In a sunlit room atop a nondescript building in Sembawang, a larger-than-life mural of Rajinikanth watches over the workspace of Vindsanity, a fast-rising media company.
“He’s the godfather,” said Arvind Kumar, 29, founder of Vindsanity. “Everything I make, every story I tell, somehow traces back to him. I still remember how I felt when I first watched Padayappa. That feeling is my compass.”
Nearly a decade ago, Vindsanity was just a name scribbled in a college notebook at Republic Polytechnic — a vague dream sparked by hunger and ambition. Four years later, Arvind turned that dream into a full-time venture. Today, Vindsanity commands nearly 100,000 followers across social platforms like Instagram and TikTok.

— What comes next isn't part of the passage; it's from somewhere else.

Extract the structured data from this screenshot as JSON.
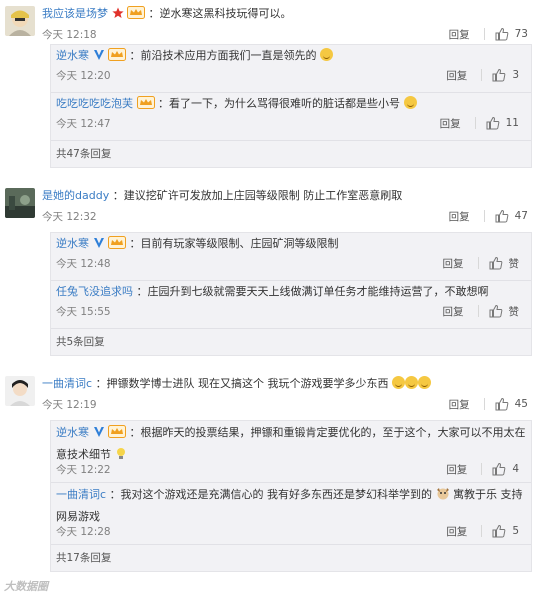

But Vindsanity’s rise wasn’t fueled by resources. Despite studying business at Singapore Management University, Arvind’s heart was behind the camera. “People looked at me like, ‘You don’t even know how to use a camera.’ And they weren’t wrong. But I knew I could learn.”
His first encounter with cinema was an unexpected one. As a child, running up and down a staircase, he saw actor Kamal Haasan emerge from a car during a film promotion event. The actor paused, ruffled his hair, and said “hi.” “It was all of three seconds,” Arvind recalled. “But it was enough. That was cinema, touching me.”
Two years ago, fate brought him face-to-face with Kamal again, this time at an Indian 2 press event, now as a media peer. “I didn’t get to talk to him. But just being there was enough. That staircase kid had made it into the room.”
If Kamal lit the first spark, Rajinikanth cast the longer shadow. “He walks into a frame, and your spine straightens. I’ve been chasing that energy ever since.”
The name Vindsanity blends alias, brand, and philosophy. “It’s the madness that drives us. The belief that even in a small place, you can make something crazy,” he said.
That belief has been tested through dry months, ghosted collaborations and unpaid shoots. “You start with a camera you don’t own, doing shoots no one asked for. And you ask yourself, ‘Why am I doing this?’ The answer was always the same – because it’s who I am.”
Now, the path has company. Vindsanity’s team has grown to six. “Everyone came in for the love of it first,” Arvind said. “The foundation was passion, and the skills followed.”
“We’re also finally at a place where we can sustain ourselves through our work,” Arvind shared. “Clients reach out for marketing campaigns, social media content, branding videos, you name it. It took years, but we’re earning through the craft we love.”
Vindsanity’s social media portfolio features prominent clients, including 12 Cupcakes and Erode Amman Mess, as well as collaborations with Vasantham and MediaCorp, which help them reach younger audiences in Singapore and Malaysia. While exact figures remain undisclosed, Arvind said that 2024 was their most successful year yet, and they’re aiming to double that growth by the end of this year.
For Neshma Thamil, 25, who handles client partnerships, staying at Vindsanity after university was a no-brainer. “I get to work with my closest friends on projects that fuel my creativity. That kind of fulfilment? You can’t put a price on it.”
Illustrator Abirahmi d/o Jaysankar, 25, sees Vindsanity as part of a cultural shift. “It’s exciting to be part of this wave of South Asian creators finally being recognised in Singapore. There’s a momentum that feels long overdue.”
Arvind said his aspiration now is to pay it forward. To inspire more Indians in Singapore and across the region to pursue media.
“For too long, we’ve seen creativity as a side hustle. I want to show it doesn’t have to be.”
In his free time, Arvind buries himself in movies, YouTube tutorials on camera techniques, and filmmaking documentaries. He watches Rajinikanth’s speeches from film audio launches on repeat. “They inspire me,” he said. “One day, I want to be the director Rajini playfully teases onstage. That’s the dream.”
It sounds improbable, but so was building a media company with no team and no roadmap.
“Sometimes I still feel like that kid on the staircase,” Arvind said. “Running, a little lost, a little excited, waiting for cinema to notice me again.”